3) Too small a morsel of the pie

We talk a lot about ensuring that no one client accounts for too much of your overall revenue, typically no more than 10%. It's just too risky. Well, there are costs to your agency from a client that's too small a portion of your revenue. Less than 5% is probably too small without a good reason for keeping the client on.

There are fixed operational costs to servicing a client regardless of their billables. So a small client will always cost you more to service than a large client. There are also productivity and administrative costs to juggling too many active clients. Hiring more people is an expensive solution, especially when trying to balance a high volume of small clients means you can easily find yourself overstaffed.

You have some options to remediate this type of client you may have outgrown. Are there upsell opportunities with them you've been overlooking? Are they good a referral partner to you? If so, you could consider continuing to work with them.

4) Believes their history with you entitles them to special treatment

Another unique risk of a long-time client, especially one that's been with you from your earliest days.

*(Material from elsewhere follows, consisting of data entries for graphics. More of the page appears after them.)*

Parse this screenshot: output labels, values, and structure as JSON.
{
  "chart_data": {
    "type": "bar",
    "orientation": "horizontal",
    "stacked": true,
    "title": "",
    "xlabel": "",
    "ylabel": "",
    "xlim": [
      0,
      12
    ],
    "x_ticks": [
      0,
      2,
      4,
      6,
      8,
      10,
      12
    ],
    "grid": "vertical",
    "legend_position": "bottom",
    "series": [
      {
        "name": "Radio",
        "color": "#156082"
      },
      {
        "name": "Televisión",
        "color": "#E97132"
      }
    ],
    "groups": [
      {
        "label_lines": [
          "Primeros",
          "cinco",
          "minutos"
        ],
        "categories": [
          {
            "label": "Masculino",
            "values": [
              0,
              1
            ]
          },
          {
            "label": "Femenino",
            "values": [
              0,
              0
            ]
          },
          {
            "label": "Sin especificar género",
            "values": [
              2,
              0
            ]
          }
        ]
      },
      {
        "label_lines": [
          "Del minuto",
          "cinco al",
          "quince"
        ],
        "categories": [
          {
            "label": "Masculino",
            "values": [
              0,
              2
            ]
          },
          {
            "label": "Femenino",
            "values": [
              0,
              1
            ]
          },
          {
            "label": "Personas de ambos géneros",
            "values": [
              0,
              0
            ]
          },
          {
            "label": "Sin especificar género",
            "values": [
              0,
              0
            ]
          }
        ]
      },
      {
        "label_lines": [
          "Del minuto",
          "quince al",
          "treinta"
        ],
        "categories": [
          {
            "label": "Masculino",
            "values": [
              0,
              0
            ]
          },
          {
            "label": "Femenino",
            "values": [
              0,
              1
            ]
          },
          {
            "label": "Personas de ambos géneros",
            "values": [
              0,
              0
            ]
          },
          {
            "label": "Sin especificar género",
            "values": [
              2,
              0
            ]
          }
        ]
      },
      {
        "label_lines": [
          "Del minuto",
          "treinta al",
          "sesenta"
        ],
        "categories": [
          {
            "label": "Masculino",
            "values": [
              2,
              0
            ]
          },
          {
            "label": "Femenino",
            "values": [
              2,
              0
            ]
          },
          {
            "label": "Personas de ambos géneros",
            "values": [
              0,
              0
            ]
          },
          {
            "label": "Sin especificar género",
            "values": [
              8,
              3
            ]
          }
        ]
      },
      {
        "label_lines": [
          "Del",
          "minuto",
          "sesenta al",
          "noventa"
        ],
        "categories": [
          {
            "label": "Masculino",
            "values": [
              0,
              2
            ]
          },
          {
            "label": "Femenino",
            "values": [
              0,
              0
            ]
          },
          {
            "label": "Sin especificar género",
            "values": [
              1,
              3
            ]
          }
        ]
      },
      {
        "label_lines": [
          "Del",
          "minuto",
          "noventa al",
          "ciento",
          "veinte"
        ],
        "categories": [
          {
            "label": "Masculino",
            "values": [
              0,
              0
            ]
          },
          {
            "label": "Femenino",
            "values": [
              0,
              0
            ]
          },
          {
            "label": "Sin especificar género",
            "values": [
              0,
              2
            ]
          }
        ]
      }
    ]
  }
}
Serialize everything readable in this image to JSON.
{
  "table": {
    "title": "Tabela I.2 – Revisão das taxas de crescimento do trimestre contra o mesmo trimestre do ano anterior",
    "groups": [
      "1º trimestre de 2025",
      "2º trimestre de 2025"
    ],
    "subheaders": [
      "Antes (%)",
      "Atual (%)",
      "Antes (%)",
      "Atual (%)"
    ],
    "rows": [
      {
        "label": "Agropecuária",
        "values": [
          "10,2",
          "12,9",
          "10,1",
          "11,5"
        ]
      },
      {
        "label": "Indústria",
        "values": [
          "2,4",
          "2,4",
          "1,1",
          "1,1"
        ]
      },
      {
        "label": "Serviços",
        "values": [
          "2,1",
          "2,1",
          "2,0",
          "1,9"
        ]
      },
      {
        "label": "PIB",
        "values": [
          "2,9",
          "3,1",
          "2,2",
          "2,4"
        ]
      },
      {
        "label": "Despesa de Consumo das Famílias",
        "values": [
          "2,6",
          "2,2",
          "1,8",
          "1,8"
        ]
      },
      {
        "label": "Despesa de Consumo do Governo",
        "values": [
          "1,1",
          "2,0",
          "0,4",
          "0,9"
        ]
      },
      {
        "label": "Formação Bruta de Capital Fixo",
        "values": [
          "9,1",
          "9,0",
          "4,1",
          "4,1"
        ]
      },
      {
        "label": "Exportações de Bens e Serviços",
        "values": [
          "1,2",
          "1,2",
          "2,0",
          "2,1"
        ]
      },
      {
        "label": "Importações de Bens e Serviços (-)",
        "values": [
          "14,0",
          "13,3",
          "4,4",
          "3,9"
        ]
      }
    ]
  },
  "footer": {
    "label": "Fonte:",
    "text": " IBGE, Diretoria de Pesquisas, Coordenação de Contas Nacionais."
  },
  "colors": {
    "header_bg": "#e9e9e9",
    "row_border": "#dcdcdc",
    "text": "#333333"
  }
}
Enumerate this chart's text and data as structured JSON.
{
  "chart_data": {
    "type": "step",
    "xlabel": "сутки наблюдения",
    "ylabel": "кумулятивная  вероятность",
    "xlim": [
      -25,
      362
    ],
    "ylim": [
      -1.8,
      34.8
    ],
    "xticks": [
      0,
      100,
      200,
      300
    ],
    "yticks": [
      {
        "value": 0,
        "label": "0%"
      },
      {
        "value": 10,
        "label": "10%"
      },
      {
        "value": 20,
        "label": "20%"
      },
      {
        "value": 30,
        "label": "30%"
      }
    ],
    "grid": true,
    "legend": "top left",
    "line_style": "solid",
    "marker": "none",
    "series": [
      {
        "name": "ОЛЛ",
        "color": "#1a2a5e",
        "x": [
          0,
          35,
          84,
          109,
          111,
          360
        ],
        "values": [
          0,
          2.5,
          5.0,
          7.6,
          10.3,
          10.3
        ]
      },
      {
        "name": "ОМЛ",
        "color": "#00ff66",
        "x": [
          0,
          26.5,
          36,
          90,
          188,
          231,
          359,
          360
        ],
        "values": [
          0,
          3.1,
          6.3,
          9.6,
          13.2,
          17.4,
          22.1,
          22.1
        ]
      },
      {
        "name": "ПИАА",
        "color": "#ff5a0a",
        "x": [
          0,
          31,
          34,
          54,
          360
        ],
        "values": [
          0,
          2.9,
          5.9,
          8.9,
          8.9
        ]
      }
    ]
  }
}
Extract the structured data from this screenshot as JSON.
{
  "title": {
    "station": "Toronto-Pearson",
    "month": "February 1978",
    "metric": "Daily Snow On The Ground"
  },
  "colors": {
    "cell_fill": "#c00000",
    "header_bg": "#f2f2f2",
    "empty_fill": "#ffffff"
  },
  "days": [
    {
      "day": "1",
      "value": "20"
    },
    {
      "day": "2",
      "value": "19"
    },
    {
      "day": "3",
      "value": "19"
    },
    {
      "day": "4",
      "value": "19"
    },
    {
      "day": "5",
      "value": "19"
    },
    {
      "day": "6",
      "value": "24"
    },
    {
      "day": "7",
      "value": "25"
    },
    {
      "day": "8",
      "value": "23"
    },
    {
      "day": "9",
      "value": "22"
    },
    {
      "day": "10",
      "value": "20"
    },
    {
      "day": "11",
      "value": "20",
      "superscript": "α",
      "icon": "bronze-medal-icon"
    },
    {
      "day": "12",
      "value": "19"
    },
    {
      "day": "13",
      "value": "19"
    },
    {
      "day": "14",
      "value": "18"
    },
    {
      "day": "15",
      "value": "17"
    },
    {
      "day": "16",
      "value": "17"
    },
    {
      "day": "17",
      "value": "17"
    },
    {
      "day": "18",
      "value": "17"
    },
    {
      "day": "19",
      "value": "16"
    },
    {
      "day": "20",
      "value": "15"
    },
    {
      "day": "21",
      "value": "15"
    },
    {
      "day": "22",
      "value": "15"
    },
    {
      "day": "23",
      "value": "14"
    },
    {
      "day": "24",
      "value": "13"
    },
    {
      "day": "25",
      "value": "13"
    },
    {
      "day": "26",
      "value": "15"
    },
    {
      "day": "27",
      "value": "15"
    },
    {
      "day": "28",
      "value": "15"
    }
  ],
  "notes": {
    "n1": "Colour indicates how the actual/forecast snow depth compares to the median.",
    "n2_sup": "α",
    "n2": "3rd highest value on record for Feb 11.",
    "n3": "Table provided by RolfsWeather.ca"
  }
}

Those were the days when the agency was basically two to three people doing everything from business development to account management to writing the press releases. You had no systems or workflows; you just got work done somehow.

Now those same two to three people are senior management who don't have as much time to be hands-on as they used to, but this client still expects it. This client wants to get grandfathered in and not have to use the collaboration portal you've set up to help your team execute projects more effectively with clients.

The special treatment they expect just doesn't make sense when managing a mature agency.

You Know Which Clients You Need to Leave Behind

If a client is no longer good fit for your agency, you probably already know that on some level. Do you dread their calls? Perhaps they're the account your people try to avoid or the account is where you place low performers.

This is perhaps the greatest risk such a client presents your agency -- you're not giving them your best effort.

They'll eventually figure that out when they start missing targets. Why let the relationship degenerate to that point? You can break up with a client in a way that preserves the good will between you.

Outgrowing clients is a challenging situation, but also a good one. You can only outgrow a client if your agency is growing.